Rico wurde ganz nachdenklich, aber Stineli ließ ihm keine Zeit zum Staunen, es wollte gleich noch einmal singen.

Vor lauter Gesang hörten sie auch gar nichts von der Betglocke, und erst als es zu dunkeln anfing, merkten sie, daß es Zeit war, heimzugehen, und schon von fern sahen sie die Großmutter, wie sie ängstlich umherschaute.
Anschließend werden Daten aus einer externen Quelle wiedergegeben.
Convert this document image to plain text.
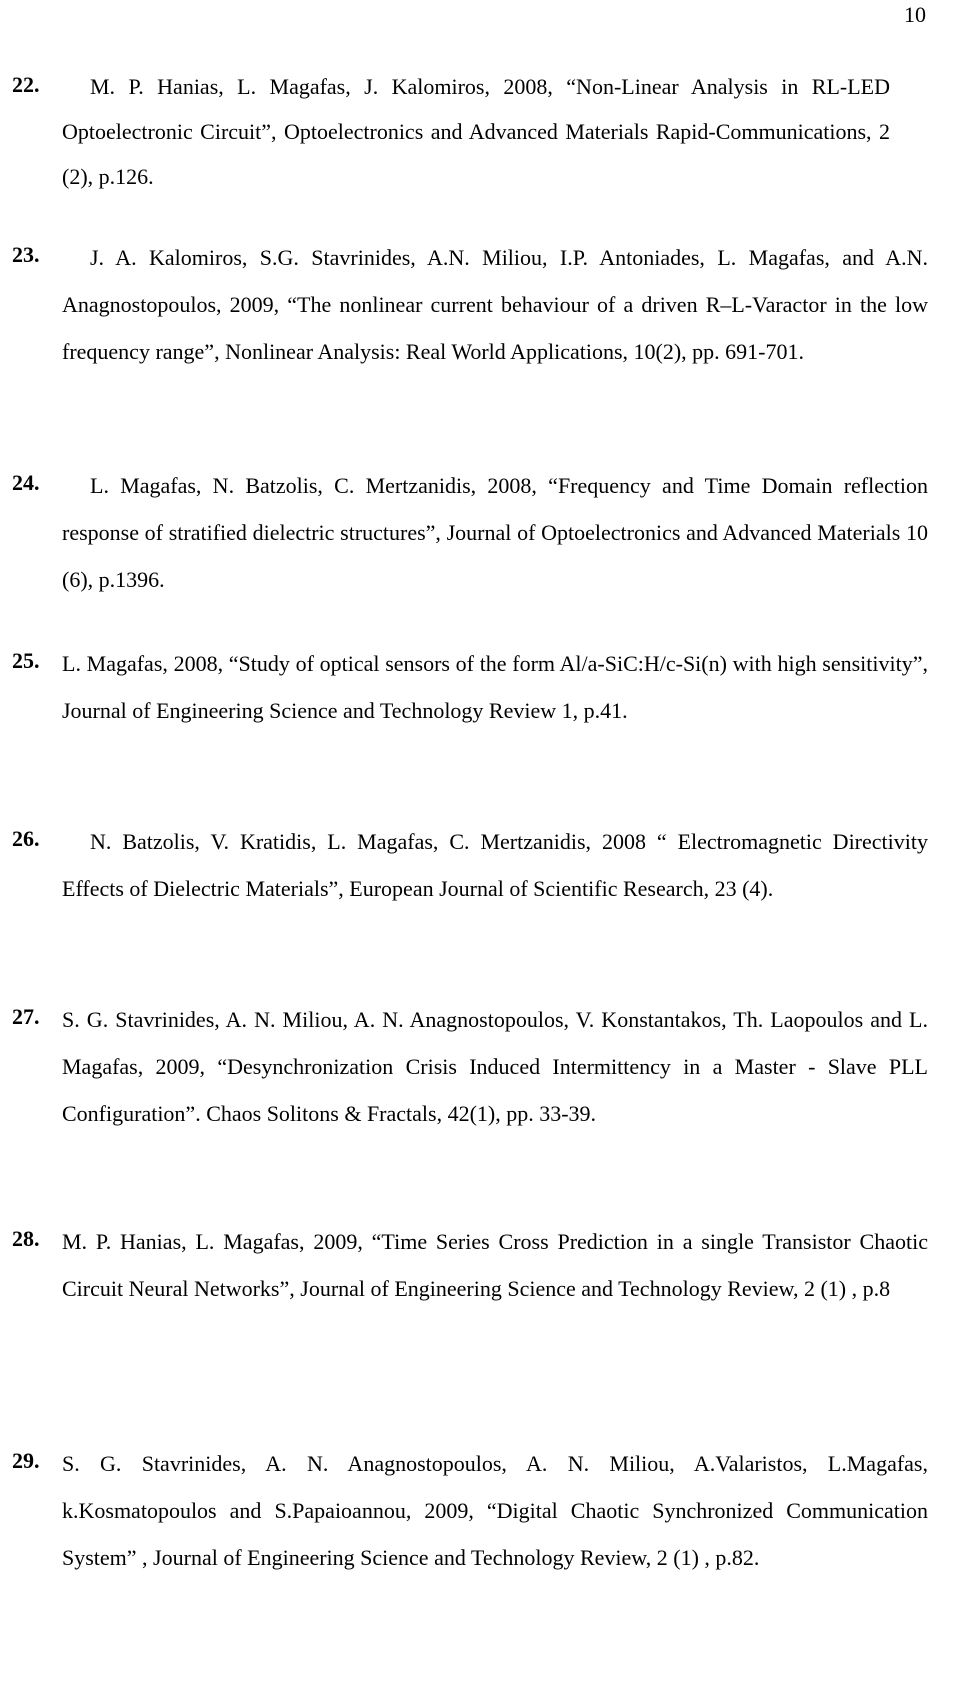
10
22.	M. P. Hanias, L. Magafas, J. Kalomiros, 2008, “Non-Linear Analysis in RL-LED Optoelectronic Circuit”, Optoelectronics and Advanced Materials Rapid-Communications, 2 (2), p.126.
23.	J. A. Kalomiros, S.G. Stavrinides, A.N. Miliou, I.P. Antoniades, L. Magafas, and A.N. Anagnostopoulos, 2009, “The nonlinear current behaviour of a driven R–L-Varactor in the low frequency range”, Nonlinear Analysis: Real World Applications, 10(2), pp. 691-701.
24.	L. Magafas, N. Batzolis, C. Mertzanidis, 2008, “Frequency and Time Domain reflection response of stratified dielectric structures”, Journal of Optoelectronics and Advanced Materials 10 (6), p.1396.
25. L. Magafas, 2008, “Study of optical sensors of the form Al/a-SiC:H/c-Si(n) with high sensitivity”, Journal of Engineering Science and Technology Review 1, p.41.
26.	N. Batzolis, V. Kratidis, L. Magafas, C. Mertzanidis, 2008 “ Electromagnetic Directivity Effects of Dielectric Materials”, European Journal of Scientific Research, 23 (4).
27. S. G. Stavrinides, A. N. Miliou, A. N. Anagnostopoulos, V. Konstantakos, Th. Laopoulos and L. Magafas, 2009, “Desynchronization Crisis Induced Intermittency in a Master - Slave PLL Configuration”. Chaos Solitons & Fractals, 42(1), pp. 33-39.
28. M. P. Hanias, L. Magafas, 2009, “Time Series Cross Prediction in a single Transistor Chaotic Circuit Neural Networks”, Journal of Engineering Science and Technology Review, 2 (1) , p.8
29. S. G. Stavrinides, A. N. Anagnostopoulos, A. N. Miliou, A.Valaristos, L.Magafas, k.Kosmatopoulos and S.Papaioannou, 2009, “Digital Chaotic Synchronized Communication System” , Journal of Engineering Science and Technology Review, 2 (1) , p.82.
Aber diesmal war Stineli zu sehr im Feuer, um von einer Besorgnis gedämpft zu werden. Es rannte auf die Großmutter zu und rief: „Du kannst nicht glauben, Großmutter, wie gut der Rico geigen kann, und wir haben jetzt ein eigenes Lied, nur für uns. Wir wollen dir's gleich singen.“

Und eh' die Großmutter nur ein Wort sagen konnte, sangen sie schon mit heller Stimme zu der Geige ihr ganzes Lied durch, und die Großmutter hörte die frischen Stimmen gerne. Sie war auf das Holz niedergesessen, und wie die Kinder nun zu Ende waren, sagte sie: „Komm, Rico, jetzt mußt du mir auch noch ein Lied spielen und wir wollen es miteinander singen. Kannst du das Lied: 'Ich singe dir mit Herz und Mund'?“

Rico hatte es vielleicht auch schon gehört, aber er wußte es nicht mehr recht und meinte, erst müsse es die Großmutter einmal singen; dann wolle er leise nachgeigen, nachher könne er's dann schon.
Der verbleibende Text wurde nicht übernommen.